Green Infrastructure Progresses in Buffalo: Fillmore Avenue
November 5, 2013
After a trip to Onondaga County in the spring of 2012, the Buffalo Sewer Authority (BSA) was inspired to begin relieving Buffalo’s combined storm and sewer system as the ‘Save the Rain’ program had done for Syracuse.
After a trip to Onondaga County in the spring of 2012, the Buffalo Sewer Authority (BSA) was inspired to begin relieving Buffalo’s combined storm and sewer system as the ‘Save the Rain’ program had done for Syracuse. Sections of porous pavement were installed at Claremont Avenue and Clarendon Street in the city while the BSA brainstormed for green infrastructure improvement opportunities in projects already underway. Although the design phase of the Fillmore Avenue Streetscape project—which did not originally include green infrastructure improvements —began in earnest in January 2012, a meeting the following summer amongst Watts, the BSA and the City of Buffalo Department of Public Works, Parks & Streets (DPW/PS) concluded the new practice would most definitely be a part of the proposed project. The improvements would be incorporated within the project limits on Fillmore Avenue, between North Parade Avenue and East Ferry Street.
Trial and Error:
The BSA proposed curb extensions, or bump-outs, as a means to capture stormwater runoff at every street corner within the limits of the project. Each bump-out would be constructed with porous concrete (see photo to the right) over a layer of stone and would serve as a storage area for all stormwater runoff from the sidewalks, nearby buildings and vacant lots. Once stored, the water would slowly infiltrate back into the surrounding soil. Upon a review of the close proximity, condition and old age of the existing homes and commercial buildings in the corridor, it was determined that the excess water could increase hydrostatic pressure on and cause leakage through existing basement walls. A review of existing utility and infrastructure depths concluded that telephone duct banks, gas lines and existing trolley tracks and track bed would be in conflict with the proposed storage areas. Although the bump-outs became a part of final design, the possibility of storage beneath them was ruled out.
In order to replace on-street parking spaces lost to accommodate bump-outs, the project included two new off-street parking lots located on vacant parcels owned by the City. The parking lots were constructed similar to the proposed bump-outs described above. All stormwater runoff is directed to the low-points of the parking lots, surfaced with permeable asphalt-concrete pavement. The water is then collected beneath the permeable pavement—as exemplified in the picture to the right—and stored in a layer of stone until it can infiltrate back into the surrounding soil. The storage/infiltration areas are far enough away from existing basements and were laid-out to avoid conflict with underground utilities and other nearby infrastructure.
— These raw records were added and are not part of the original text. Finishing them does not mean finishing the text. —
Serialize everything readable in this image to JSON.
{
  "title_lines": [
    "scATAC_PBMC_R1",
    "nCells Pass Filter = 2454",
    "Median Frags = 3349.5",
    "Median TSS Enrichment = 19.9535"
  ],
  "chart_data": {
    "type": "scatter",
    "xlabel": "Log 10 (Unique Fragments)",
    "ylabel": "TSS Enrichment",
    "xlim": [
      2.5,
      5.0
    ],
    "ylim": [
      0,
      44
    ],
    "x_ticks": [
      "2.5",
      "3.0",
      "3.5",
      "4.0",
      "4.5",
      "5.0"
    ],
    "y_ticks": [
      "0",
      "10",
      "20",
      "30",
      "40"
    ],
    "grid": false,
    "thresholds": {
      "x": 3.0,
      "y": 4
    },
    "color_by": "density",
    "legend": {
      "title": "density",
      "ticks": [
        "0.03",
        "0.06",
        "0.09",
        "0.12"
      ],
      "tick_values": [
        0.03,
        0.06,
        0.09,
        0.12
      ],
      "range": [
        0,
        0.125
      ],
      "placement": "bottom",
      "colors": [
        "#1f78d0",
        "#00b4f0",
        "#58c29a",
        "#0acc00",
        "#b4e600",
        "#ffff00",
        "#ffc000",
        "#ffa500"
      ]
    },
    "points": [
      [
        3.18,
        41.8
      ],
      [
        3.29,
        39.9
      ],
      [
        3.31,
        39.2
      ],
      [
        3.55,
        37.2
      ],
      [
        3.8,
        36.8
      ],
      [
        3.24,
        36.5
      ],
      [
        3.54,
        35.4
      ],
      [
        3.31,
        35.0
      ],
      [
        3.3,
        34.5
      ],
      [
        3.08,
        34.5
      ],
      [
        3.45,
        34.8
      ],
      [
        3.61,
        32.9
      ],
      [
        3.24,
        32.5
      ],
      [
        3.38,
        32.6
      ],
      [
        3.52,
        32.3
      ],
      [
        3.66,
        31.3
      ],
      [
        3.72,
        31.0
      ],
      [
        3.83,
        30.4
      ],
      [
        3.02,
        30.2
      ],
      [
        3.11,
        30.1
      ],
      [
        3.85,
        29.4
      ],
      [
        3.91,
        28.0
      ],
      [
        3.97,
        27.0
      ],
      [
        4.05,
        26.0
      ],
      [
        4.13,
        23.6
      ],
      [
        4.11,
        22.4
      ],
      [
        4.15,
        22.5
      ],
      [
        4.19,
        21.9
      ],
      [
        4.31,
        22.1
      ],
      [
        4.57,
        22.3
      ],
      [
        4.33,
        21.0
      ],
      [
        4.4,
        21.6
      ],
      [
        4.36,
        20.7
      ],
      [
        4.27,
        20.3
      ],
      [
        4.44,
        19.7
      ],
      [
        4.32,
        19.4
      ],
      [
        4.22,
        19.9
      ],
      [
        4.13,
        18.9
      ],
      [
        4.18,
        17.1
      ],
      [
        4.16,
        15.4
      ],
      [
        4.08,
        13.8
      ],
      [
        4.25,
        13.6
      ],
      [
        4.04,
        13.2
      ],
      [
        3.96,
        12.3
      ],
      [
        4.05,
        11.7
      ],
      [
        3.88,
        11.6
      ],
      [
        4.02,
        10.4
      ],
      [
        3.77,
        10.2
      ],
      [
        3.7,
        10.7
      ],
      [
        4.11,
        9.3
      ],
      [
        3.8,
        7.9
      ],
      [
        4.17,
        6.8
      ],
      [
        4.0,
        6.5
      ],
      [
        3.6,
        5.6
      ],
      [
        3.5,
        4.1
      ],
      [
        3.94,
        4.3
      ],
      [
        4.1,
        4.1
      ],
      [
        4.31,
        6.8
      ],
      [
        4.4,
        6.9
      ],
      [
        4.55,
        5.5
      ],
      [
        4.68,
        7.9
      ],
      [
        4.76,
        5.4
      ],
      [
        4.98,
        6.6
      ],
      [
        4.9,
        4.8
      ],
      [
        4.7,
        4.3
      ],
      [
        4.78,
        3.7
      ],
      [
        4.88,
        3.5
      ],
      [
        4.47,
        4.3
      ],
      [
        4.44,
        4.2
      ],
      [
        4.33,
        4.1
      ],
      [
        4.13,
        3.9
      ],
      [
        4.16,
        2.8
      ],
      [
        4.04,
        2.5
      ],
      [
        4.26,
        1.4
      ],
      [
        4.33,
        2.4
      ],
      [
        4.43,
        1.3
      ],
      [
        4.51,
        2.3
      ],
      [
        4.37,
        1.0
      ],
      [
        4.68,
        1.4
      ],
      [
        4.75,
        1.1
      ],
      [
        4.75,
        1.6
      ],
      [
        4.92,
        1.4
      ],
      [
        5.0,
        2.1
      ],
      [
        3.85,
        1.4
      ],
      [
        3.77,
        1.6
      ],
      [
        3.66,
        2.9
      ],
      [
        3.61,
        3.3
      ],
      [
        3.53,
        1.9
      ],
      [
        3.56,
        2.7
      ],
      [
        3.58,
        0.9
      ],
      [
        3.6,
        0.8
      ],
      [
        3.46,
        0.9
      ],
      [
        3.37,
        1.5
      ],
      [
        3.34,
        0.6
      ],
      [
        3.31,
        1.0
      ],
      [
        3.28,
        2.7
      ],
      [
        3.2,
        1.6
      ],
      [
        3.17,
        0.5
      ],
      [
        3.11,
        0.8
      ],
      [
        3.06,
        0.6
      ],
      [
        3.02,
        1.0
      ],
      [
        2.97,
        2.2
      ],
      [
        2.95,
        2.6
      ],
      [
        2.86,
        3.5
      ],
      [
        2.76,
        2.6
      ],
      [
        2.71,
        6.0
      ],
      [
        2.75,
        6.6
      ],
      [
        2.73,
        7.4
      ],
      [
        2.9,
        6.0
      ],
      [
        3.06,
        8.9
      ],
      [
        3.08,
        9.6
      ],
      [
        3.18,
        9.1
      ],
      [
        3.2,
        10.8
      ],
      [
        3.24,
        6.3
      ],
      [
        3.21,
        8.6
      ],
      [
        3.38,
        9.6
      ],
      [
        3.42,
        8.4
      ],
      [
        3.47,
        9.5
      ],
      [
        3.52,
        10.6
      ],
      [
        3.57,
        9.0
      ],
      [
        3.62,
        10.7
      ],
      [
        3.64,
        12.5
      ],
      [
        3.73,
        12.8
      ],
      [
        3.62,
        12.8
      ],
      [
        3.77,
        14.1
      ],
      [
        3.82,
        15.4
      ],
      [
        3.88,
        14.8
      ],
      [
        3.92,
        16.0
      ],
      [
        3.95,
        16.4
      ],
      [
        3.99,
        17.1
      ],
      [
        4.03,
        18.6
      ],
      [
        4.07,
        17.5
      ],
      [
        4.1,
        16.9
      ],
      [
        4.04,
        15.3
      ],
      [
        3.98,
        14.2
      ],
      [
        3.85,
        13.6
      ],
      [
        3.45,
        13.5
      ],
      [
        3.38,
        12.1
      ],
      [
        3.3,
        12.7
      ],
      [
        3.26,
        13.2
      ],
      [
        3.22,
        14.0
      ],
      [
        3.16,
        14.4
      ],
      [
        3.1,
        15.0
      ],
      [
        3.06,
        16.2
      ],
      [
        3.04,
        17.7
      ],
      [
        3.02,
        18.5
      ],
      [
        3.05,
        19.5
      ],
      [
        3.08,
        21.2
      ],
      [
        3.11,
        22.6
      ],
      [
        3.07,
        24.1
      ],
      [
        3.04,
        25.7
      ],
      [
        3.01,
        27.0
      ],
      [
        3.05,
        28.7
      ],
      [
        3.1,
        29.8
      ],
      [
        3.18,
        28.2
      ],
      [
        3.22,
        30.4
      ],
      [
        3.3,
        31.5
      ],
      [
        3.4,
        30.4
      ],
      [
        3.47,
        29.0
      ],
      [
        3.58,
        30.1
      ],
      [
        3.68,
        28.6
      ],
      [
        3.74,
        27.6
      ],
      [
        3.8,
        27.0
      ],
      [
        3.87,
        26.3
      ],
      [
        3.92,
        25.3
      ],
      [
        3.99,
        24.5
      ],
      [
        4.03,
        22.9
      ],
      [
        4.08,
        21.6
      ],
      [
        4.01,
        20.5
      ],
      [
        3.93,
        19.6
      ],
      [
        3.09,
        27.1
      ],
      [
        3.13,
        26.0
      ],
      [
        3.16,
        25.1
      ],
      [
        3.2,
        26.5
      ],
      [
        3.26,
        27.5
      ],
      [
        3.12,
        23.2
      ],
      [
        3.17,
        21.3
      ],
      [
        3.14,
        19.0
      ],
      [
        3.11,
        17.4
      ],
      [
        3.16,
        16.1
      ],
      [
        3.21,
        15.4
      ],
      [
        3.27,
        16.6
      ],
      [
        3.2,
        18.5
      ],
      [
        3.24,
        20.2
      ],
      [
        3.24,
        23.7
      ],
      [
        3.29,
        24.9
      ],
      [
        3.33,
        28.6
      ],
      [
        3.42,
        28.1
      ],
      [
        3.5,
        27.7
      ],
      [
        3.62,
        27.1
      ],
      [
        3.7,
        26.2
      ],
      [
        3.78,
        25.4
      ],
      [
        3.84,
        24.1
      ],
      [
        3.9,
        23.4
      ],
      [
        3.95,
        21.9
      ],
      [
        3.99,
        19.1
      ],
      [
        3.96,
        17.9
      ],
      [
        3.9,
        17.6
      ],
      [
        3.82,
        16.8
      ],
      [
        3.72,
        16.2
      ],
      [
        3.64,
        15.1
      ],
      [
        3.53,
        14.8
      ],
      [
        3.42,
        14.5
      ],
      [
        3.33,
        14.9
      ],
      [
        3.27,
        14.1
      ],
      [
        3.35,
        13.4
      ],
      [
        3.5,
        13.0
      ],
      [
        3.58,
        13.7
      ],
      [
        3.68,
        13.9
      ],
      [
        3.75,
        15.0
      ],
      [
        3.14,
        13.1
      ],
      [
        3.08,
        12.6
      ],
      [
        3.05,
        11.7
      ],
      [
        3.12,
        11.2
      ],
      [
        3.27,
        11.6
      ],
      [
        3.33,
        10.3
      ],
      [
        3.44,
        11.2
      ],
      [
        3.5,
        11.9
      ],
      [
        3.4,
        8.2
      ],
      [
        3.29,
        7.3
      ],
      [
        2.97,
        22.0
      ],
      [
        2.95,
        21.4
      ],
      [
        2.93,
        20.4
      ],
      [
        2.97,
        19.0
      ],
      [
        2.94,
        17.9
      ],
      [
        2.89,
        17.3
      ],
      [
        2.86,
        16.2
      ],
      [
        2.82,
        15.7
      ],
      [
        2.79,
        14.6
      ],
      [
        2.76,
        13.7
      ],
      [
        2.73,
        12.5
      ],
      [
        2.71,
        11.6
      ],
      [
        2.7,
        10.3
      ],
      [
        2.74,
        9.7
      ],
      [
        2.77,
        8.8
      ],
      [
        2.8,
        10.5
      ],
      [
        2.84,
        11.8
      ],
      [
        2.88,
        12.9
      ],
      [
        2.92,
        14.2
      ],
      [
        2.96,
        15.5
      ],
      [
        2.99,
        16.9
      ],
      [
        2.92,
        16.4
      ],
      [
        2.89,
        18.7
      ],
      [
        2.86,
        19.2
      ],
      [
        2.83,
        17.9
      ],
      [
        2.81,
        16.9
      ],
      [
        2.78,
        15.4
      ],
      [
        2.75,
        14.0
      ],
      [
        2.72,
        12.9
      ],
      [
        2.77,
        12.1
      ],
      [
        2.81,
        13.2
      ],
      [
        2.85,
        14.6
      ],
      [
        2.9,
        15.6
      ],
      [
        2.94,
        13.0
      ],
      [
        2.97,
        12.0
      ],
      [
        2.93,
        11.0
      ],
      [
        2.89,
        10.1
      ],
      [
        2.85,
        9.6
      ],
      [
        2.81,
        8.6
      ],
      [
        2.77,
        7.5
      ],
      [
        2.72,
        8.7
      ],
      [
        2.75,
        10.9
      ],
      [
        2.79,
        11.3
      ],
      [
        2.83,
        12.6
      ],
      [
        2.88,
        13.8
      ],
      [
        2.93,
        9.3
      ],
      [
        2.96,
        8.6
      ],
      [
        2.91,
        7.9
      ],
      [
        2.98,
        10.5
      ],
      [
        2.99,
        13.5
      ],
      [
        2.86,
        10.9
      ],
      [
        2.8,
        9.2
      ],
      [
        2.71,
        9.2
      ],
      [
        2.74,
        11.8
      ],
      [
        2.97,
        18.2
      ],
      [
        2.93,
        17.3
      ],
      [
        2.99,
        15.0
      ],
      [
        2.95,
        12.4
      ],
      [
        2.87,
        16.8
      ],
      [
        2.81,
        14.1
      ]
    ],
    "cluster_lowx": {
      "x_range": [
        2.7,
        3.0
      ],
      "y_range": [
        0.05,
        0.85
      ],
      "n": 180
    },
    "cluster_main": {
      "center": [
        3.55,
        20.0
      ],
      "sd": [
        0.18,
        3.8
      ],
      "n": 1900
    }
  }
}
In addition to the parking lots, several other city-owned vacant parcels within the corridor were enhanced with green infrastructure improvements. Each lot was re-graded to create a low point at its center, as opposed to its boundary at Fillmore Avenue, and it now collects stormwater that would otherwise run off the lot and into the combined sewer and stormwater system. Low-mow grass was specified for planting as it has a deeper root system and holds water well, allowing the lot to absorb more stormwater than the existing landscape while decreasing the amount of required maintenance.